A: CMS does not know why the citation rate is greater in Kansas. We are very interested in doing the quarterly calls with the associations to identify and address inconsistencies and to provide updates to the nursing home providers in Kansas. It is always better to prevent noncompliance rather than cite it. To that end, we see a lot of repeat noncompliance in Kansas, so we will concentrate on addressing those areas.
8. Tom Jaeger asked CMS about the high incidence of providers being cited for K62
Not having the 5 year obstruction investigation?
A: Per Tom, under NFPA 25, a 5 year obstruction investigation is only needed if there is an obstruction. CMS responded that providers would be cited if the inspector found decreased flow or pressure drops as well as if the sprinkler contractor's report said that an obstruction investigation needs to be done in 5 years. Tom explained to CMS that sprinkler contractors will get the business so that it is in their best interest to put this in the paperwork. Make sure if you are cited for this that you ask the inspector why? If they cite the contractors paperwork (in the absence of an obstruction) then be sure to IDR it.
A: Per CMS – ask the contractor to state the reason they recommend the 5 year obstruction investigation in your paperwork. Items addressed as deficient in the sprinkler system documentation are required to be promptly corrected by the facility.
NFPA Standard: The owner or occupant promptly shall correct or repair deficiencies, damaged parts, or impairments found while performing the inspection, test, and maintenance requirements of this standard. Corrections and repairs shall be performed by qualified maintenance personnel or a qualified contractor. 1998 NFPA 25, 1-4.4
Chapter 10 Obstruction Investigation
This chapter provides the minimum requirements for conducting investigations of fire protection system piping for possible sources of materials that can cause pipe blockage.

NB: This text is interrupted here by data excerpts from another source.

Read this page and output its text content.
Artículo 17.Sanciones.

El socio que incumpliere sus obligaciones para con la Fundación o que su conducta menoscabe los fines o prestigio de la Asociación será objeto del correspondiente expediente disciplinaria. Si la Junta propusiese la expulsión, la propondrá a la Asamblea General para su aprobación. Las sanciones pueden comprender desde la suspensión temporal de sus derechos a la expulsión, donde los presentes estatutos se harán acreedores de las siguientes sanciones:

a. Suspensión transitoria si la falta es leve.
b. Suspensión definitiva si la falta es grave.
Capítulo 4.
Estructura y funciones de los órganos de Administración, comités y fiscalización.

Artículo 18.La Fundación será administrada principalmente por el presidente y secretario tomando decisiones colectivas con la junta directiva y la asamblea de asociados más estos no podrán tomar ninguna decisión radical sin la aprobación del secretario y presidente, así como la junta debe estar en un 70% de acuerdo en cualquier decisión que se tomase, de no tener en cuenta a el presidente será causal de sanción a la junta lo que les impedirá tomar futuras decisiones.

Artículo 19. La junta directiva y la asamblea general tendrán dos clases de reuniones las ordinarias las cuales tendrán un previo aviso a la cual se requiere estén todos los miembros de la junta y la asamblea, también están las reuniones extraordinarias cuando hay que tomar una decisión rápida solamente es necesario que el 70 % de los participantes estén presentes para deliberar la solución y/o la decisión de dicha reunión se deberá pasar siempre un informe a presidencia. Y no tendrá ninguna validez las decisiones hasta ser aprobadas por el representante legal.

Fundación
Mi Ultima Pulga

To ensure that piping remains clear of all obstructive foreign matter, an obstruction investigation shall be conducted for system or yard main piping wherever any of the following conditions exist:
(a) Defective intake for fire pumps taking suction from open bodies of water
(b) The discharge of obstructive material during routine water tests
(c) Foreign materials in fire pumps, in dry pipe valves, or in check valves
(d) Foreign material in water during drain tests or plugging of inspector’s test connection(s)
(e) Plugged sprinklers
(f) Plugged piping in sprinkler systems dismantled during building alterations
(g) Failure to flush yard piping or surrounding public mains following new installations or repairs
(h) A record of broken public mains in the vicinity
(i) Abnormally frequent false tripping of a dry pipe valve(s)

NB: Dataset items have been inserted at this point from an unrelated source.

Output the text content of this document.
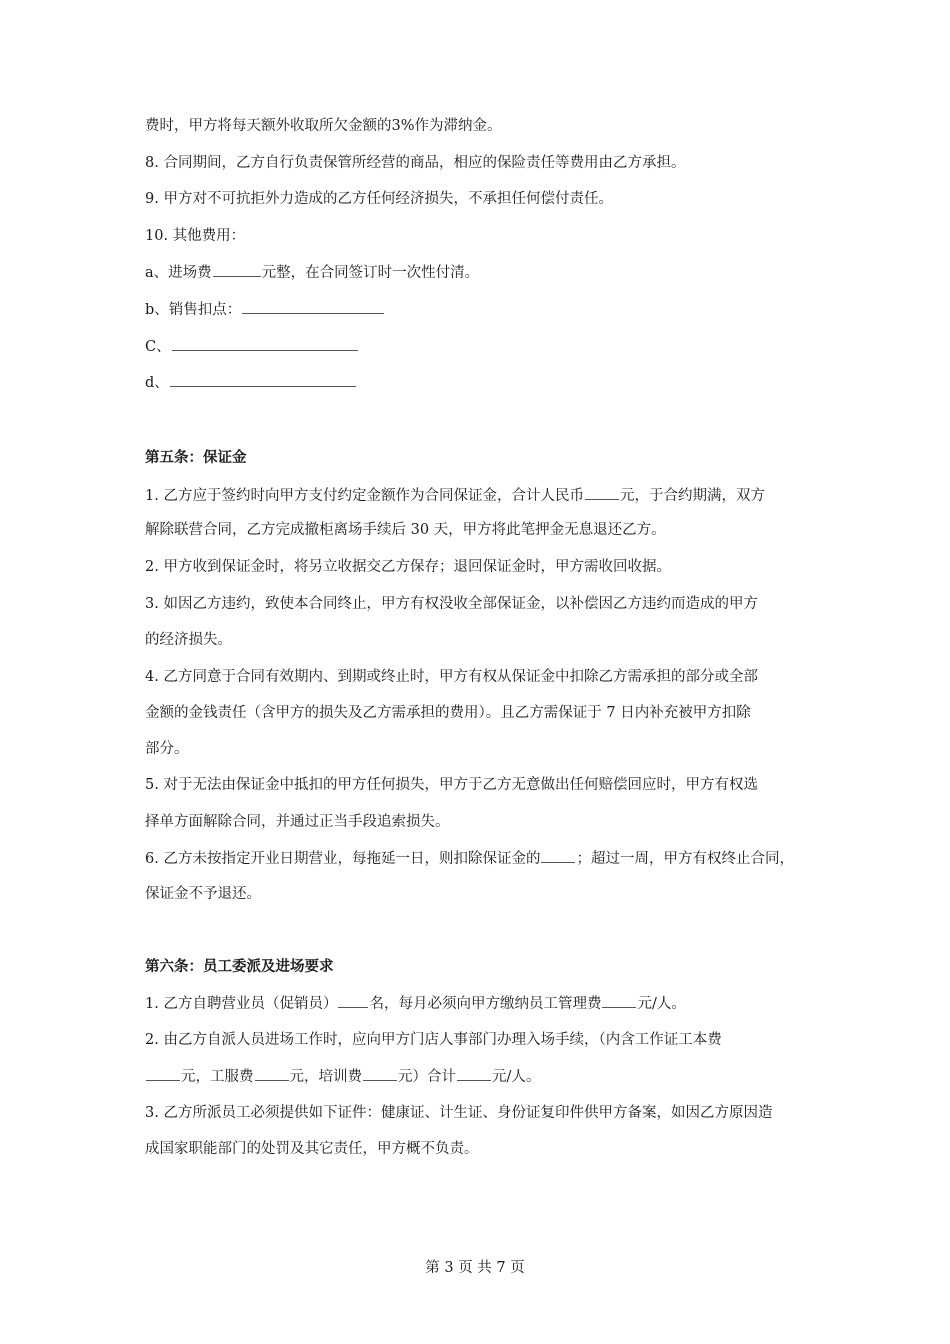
费时，甲方将每天额外收取所欠金额的3%作为滞纳金。
8. 合同期间，乙方自行负责保管所经营的商品，相应的保险责任等费用由乙方承担。
9. 甲方对不可抗拒外力造成的乙方任何经济损失，不承担任何偿付责任。
10. 其他费用：
a、进场费	元整，在合同签订时一次性付清。
b、销售扣点：
C、
d、
第五条：保证金
1. 乙方应于签约时向甲方支付约定金额作为合同保证金，合计人民币 元，于合约期满，双方
解除联营合同，乙方完成撤柜离场手续后 30 天，甲方将此笔押金无息退还乙方。
2. 甲方收到保证金时，将另立收据交乙方保存；退回保证金时，甲方需收回收据。
3. 如因乙方违约，致使本合同终止，甲方有权没收全部保证金，以补偿因乙方违约而造成的甲方
的经济损失。
4. 乙方同意于合同有效期内、到期或终止时，甲方有权从保证金中扣除乙方需承担的部分或全部
金额的金钱责任（含甲方的损失及乙方需承担的费用）。且乙方需保证于 7 日内补充被甲方扣除
部分。
5. 对于无法由保证金中抵扣的甲方任何损失，甲方于乙方无意做出任何赔偿回应时，甲方有权选
择单方面解除合同，并通过正当手段追索损失。
6. 乙方未按指定开业日期营业，每拖延一日，则扣除保证金的 ；超过一周，甲方有权终止合同，
保证金不予退还。
第六条：员工委派及进场要求
1. 乙方自聘营业员（促销员） 名，每月必须向甲方缴纳员工管理费 元/人。
2. 由乙方自派人员进场工作时，应向甲方门店人事部门办理入场手续，（内含工作证工本费
元，工服费 元，培训费 元）合计 元/人。
3. 乙方所派员工必须提供如下证件：健康证、计生证、身份证复印件供甲方备案，如因乙方原因造
成国家职能部门的处罚及其它责任，甲方概不负责。
第 3 页 共 7 页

(j) A system that is returned to service after an extended shutdown (greater than 1 year)
(k) There is reason to believe that the sprinkler system contains sodium silicate or highly corrosive fluxes in copper systems
(l) A system has been supplied with raw water via the fire department connection.
9. Many providers were cited for green sprinkler heads. The brass oxidizes to
form the green film and per CMS will only cite you if it is heavy.

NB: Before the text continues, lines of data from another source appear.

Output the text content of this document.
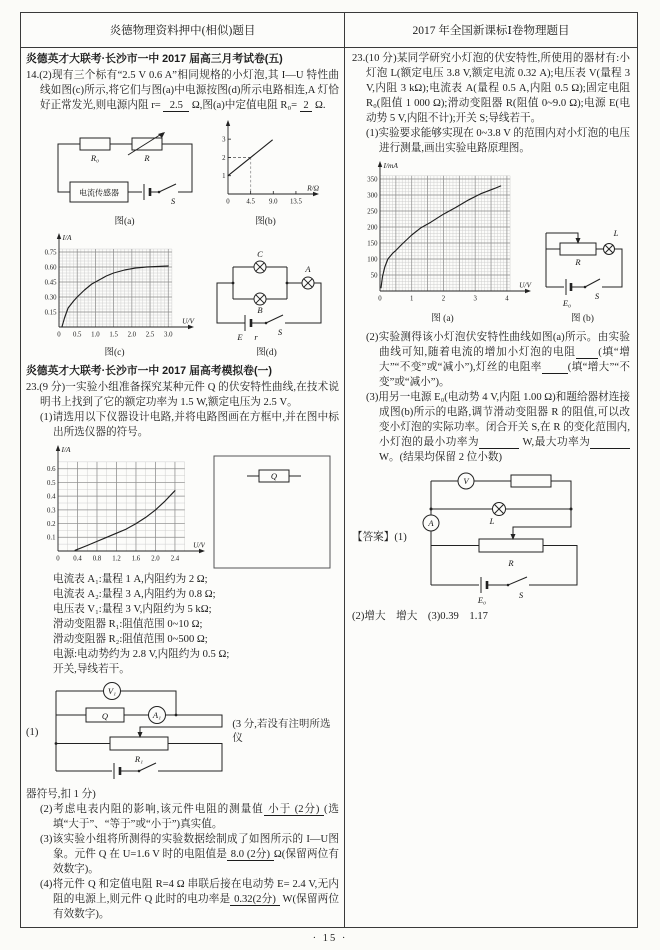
炎德物理资料押中(相似)题目	2017 年全国新课标Ⅰ卷物理题目
炎德英才大联考·长沙市一中 2017 届高三月考试卷(五)
14.(2)现有三个标有“2.5 V 0.6 A”相同规格的小灯泡,其 I—U 特性曲线如图(c)所示,将它们与图(a)中电源按图(d)所示电路相连,A 灯恰好正常发光,则电源内阻 r=   2.5   Ω,图(a)中定值电阻 R₀=  2  Ω.
R₀	R
电流传感器
S
图(a)
0 4.5 9.0 13.5
1
2
3
R/Ω
图(b)
0 0.5 1.0 1.5 2.0 2.5 3.0
0.15
0.30
0.45
0.60
0.75
U/V
I/A
图(c)
C
B
A
E r S
图(d)
炎德英才大联考·长沙市一中 2017 届高考模拟卷(一)
23.(9 分)一实验小组准备探究某种元件 Q 的伏安特性曲线,在技术说明书上找到了它的额定功率为 1.5 W,额定电压为 2.5 V。
(1)请选用以下仪器设计电路,并将电路图画在方框中,并在图中标出所选仪器的符号。
0 0.4 0.8 1.2 1.6 2.0 2.4
0.1
0.2
0.3
0.4
0.5
0.6
U/V
I/A
Q
电流表 A₁:量程 1 A,内阻约为 2 Ω;
电流表 A₂:量程 3 A,内阻约为 0.8 Ω;
电压表 V₁:量程 3 V,内阻约为 5 kΩ;
滑动变阻器 R₁:阻值范围 0~10 Ω;
滑动变阻器 R₂:阻值范围 0~500 Ω;
电源:电动势约为 2.8 V,内阻约为 0.5 Ω;
开关,导线若干。
(1)
V₁
Q	A₁
R₁
(3 分,若没有注明所选仪
器符号,扣 1 分)
(2)考虑电表内阻的影响,该元件电阻的测量值 小于 (2分) (选填“大于”、“等于”或“小于”)真实值。
(3)该实验小组将所测得的实验数据绘制成了如图所示的 I—U图象。元件 Q 在 U=1.6 V 时的电阻值是 8.0 (2分) Ω(保留两位有效数字)。
(4)将元件 Q 和定值电阻 R=4 Ω 串联后接在电动势 E= 2.4 V,无内阻的电源上,则元件 Q 此时的电功率是 0.32(2分)  W(保留两位有效数字)。
23.(10 分)某同学研究小灯泡的伏安特性,所使用的器材有:小灯泡 L(额定电压 3.8 V,额定电流 0.32 A);电压表 V(量程 3 V,内阻 3 kΩ);电流表 A(量程 0.5 A,内阻 0.5 Ω);固定电阻 R₀(阻值 1 000 Ω);滑动变阻器 R(阻值 0~9.0 Ω);电源 E(电动势 5 V,内阻不计);开关 S;导线若干。
(1)实验要求能够实现在 0~3.8 V 的范围内对小灯泡的电压进行测量,画出实验电路原理图。
0	1	2	3	4
50
100
150
200
250
300
350
U/V
I/mA
图 (a)
L
R
E₀
S
图 (b)
(2)实验测得该小灯泡伏安特性曲线如图(a)所示。由实验曲线可知,随着电流的增加小灯泡的电阻 (填“增大”“不变”或“减小”),灯丝的电阻率 (填“增大”“不变”或“减小”)。
(3)用另一电源 E₀(电动势 4 V,内阻 1.00 Ω)和题给器材连接成图(b)所示的电路,调节滑动变阻器 R 的阻值,可以改变小灯泡的实际功率。闭合开关 S,在 R 的变化范围内,小灯泡的最小功率为	W,最大功率为             W。(结果均保留 2 位小数)
【答案】(1)
A
V
L
R
E₀	S
(2)增大　增大　(3)0.39　1.17
· 15 ·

NFPA Standard: Sprinklers shall be inspected from the floor level annually. Sprinklers shall be free of corrosion, foreign materials, paint, and physical damage and shall be installed in the proper orientation (e.g., upright, pendant, or sidewall). Any sprinkler shall be replaced that is painted, corroded, damaged, loaded, or in the improper orientation. 1998 NFPA 25, 2-2.1.1
10. Tom asked CMS about the high incidence of providers being cited for penetration
of the ceiling. In general Tom stated that 84% of the homes are sprinkled in
Kansas and are one story buildings and their ceilings would not be part of a fire rated assembly so therefore you should not be cited. You should only be cited for penetration of the ceiling if the ceiling is part of a fire rated assembly. KSFMO will speak to their inspectors about this issue.